Cette démarche personnelle peut fluctuer selon l'implication de chacun.

- Dans quels cas :

 États anxieux, dépressifs, addictions,boulimie, anorexie, phobies, insomnies, deuil, maltraitance, phobie scolaire, adolescents déscolarisés, etc..


- Qui suis-je?


Membre de la Fédération Française de Psychanalyse, certifiée, j'ai suivi un cursus de six années ainsi qu'une analyse didactique et continue à travailler en supervision sur l'approche, le contenu des cures et l'évolution de mes patients.




 




lundi 22 septembre 2014

Transfert, vous avez dit transfert? mais qu'est ce que le transfert?

 C'est le processus par lequel les désirs inconscients s'actualisent sur certains objets dans le cadre d'un certain type de relation établi avec eux et éminemment dans le cadre de la relation analytique.
Il s'agit là d'une répétition de prototypes infantiles vécue avec un sentiment d'actualité marqué.
C'est le plus souvent le transfert dans la cure que les psychanalystes nomment transfert, sans autre qualificatif.
Le transfert est classiquement reconnu comme le terrain où se joue la problématique d'une cure psychanalytique, son installation, ses modalités, son interprétation et sa résolution caractérisant celle-ci.

Psy Biarritz L'association libre....



L'association libre, c'est...


se laisser glisser d'une d'une image à l'autre

se laisser porter par ce qui advient

laisser venir

laisser se dire

ce qui traverse l'esprit

autour d'un mot

d'un visage

d'une vision

d'un sentiment

ou d'un rêve par exemple

sans à priori...

bien sûr ce ne peut être un mode de vie permanent

mais une source d'idées et d'inspiration

une technique d'exploration de la vie intérieure... autrement dit du psychisme

Deux sons, deux mots, deux idées, mis l'un à côté de l'autre, ouvrent sur un troisième sens qui peut se révéler (bien exploré bien manié bien utilisé) riche pour une meilleure connaissance et compréhension de soi

Cependant la libre association n'est pas toujours volontaire

parfois elle est sollicitée

parfois elle nous échappe

elle peut être l'occasion de lapsus

ou de trait d'esprit

elle est libre mais cependant commandée par des dispositifs internes indépendant de notre volonté consciente... et qui pourtant nous gouvernent

L'association d'idées finit par révéler un sens que nous ne soupçonnions pas et qui peut nous éclairer sur le sens même de ce qui nous préoccupe... nous interroge, nous fait souffrir...

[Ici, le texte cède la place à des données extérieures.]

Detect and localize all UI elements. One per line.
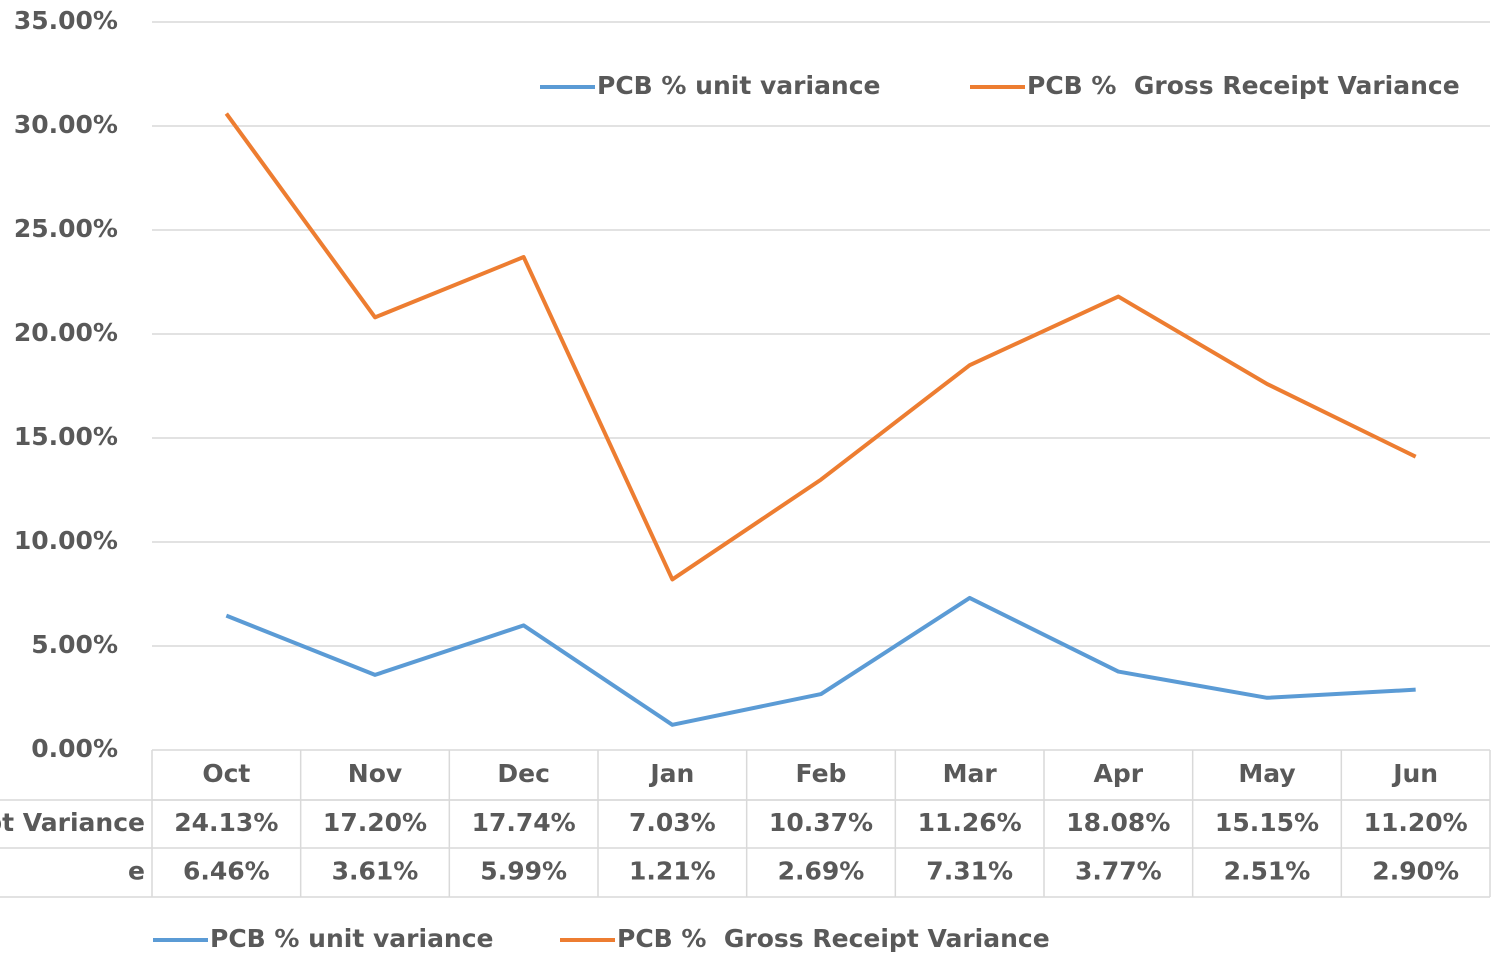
table-cell: 24.13%: [174, 808, 278, 837]
table-cell: 2.69%: [778, 857, 865, 886]
table-cell: 6.46%: [183, 857, 270, 886]
y-tick-label: 20.00%: [14, 318, 118, 347]
table-cell: 7.31%: [926, 857, 1013, 886]
x-tick-label: Nov: [348, 759, 402, 788]
table-cell: 7.03%: [629, 808, 716, 837]
x-tick-label: Jan: [648, 759, 694, 788]
legend-label: PCB % Gross Receipt Variance: [1027, 71, 1460, 100]
y-tick-label: 35.00%: [14, 6, 118, 35]
y-tick-label: 25.00%: [14, 214, 118, 243]
table-cell: 11.20%: [1364, 808, 1468, 837]
y-tick-label: 10.00%: [14, 526, 118, 555]
series-line: [225, 595, 1416, 727]
table-cell: 5.99%: [480, 857, 567, 886]
legend-label: PCB % Gross Receipt Variance: [617, 924, 1050, 953]
table-cell: 3.77%: [1075, 857, 1162, 886]
x-tick-label: Feb: [796, 759, 847, 788]
x-tick-label: Mar: [943, 759, 998, 788]
table-row-label: e: [128, 857, 145, 886]
x-tick-label: Jun: [1391, 759, 1438, 788]
x-tick-label: Dec: [497, 759, 550, 788]
x-tick-label: May: [1238, 759, 1295, 788]
table-row-label: pt Variance: [0, 808, 145, 837]
x-tick-label: Oct: [202, 759, 250, 788]
table-cell: 11.26%: [918, 808, 1022, 837]
table-cell: 18.08%: [1066, 808, 1170, 837]
table-cell: 1.21%: [629, 857, 716, 886]
series-line: [224, 112, 1417, 582]
table-cell: 17.20%: [323, 808, 427, 837]
legend-label: PCB % unit variance: [597, 71, 881, 100]
y-tick-label: 0.00%: [31, 734, 118, 763]
table-cell: 2.90%: [1372, 857, 1459, 886]
table-cell: 17.74%: [472, 808, 576, 837]
y-tick-label: 15.00%: [14, 422, 118, 451]
y-tick-label: 30.00%: [14, 110, 118, 139]
x-tick-label: Apr: [1094, 759, 1144, 788]
table-cell: 10.37%: [769, 808, 873, 837]
y-tick-label: 5.00%: [31, 630, 118, 659]
legend-label: PCB % unit variance: [210, 924, 494, 953]
table-cell: 2.51%: [1224, 857, 1311, 886]
table-cell: 3.61%: [332, 857, 419, 886]
table-cell: 15.15%: [1215, 808, 1319, 837]
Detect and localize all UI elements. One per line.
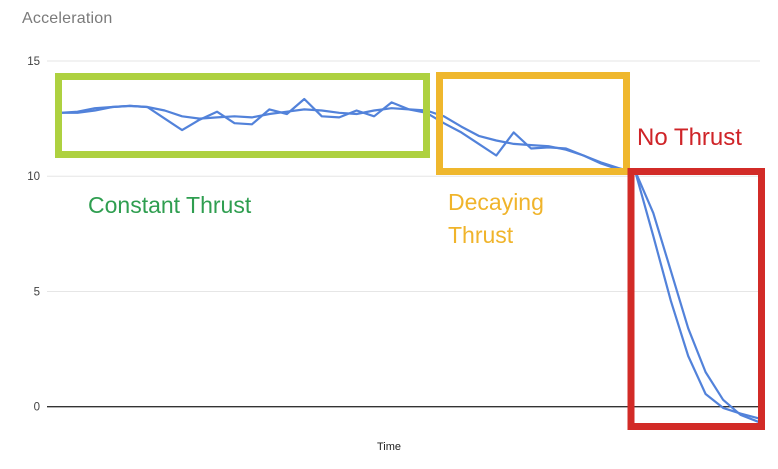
annotation-no-thrust-label: No Thrust: [637, 124, 742, 151]
annotation-box-no-thrust: [627, 168, 765, 430]
y-tick-label: 10: [27, 171, 40, 183]
x-axis-title: Time: [376, 441, 402, 453]
annotation-constant-thrust-label: Constant Thrust: [88, 192, 252, 218]
annotation-decaying-thrust-label: Decaying Thrust: [448, 189, 544, 248]
y-tick-label: 0: [34, 402, 40, 414]
annotation-box-constant-thrust: [55, 73, 430, 158]
y-tick-label: 15: [27, 56, 40, 68]
y-tick-label: 5: [34, 286, 40, 298]
annotation-box-decaying-thrust: [436, 72, 630, 175]
series-line-trial-smooth: [58, 104, 760, 423]
chart-title: Acceleration: [22, 10, 113, 27]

Elle nous permet d'avoir accès non pas vraiment à l'inconscient, mais d'entrer en conversation avec l'inconnu (en soi) et de découvrir les clefs de certaines portes insoupçonnées qui nous permettent, une fois ouvertes, d'être un peu moins l'objet de nos motivations inconscientes...

Lorsque vous êtes en analyse, c'est une des règles fondamentales: dire sans discrimination et de manière spontanée ce qui vous passe par la tête "ce qui vous tombe dans l'esprit".

Ce ne peut être, bien entendu, un mode de vie.

Le psychanalyste invite le sujet à penser librement pour mieux se découvrir... à lui-même.

Librement ne veut pas dire "n'importe quoi" "n'importe comment" mais que l'analysant doit se sentir libre d'exprimer ce qui lui vient à l'esprit. Et que le psychanalyste n'a pas à intervenir pour lui donner quelques directives que ce soit ni juger du contenu de ces propos.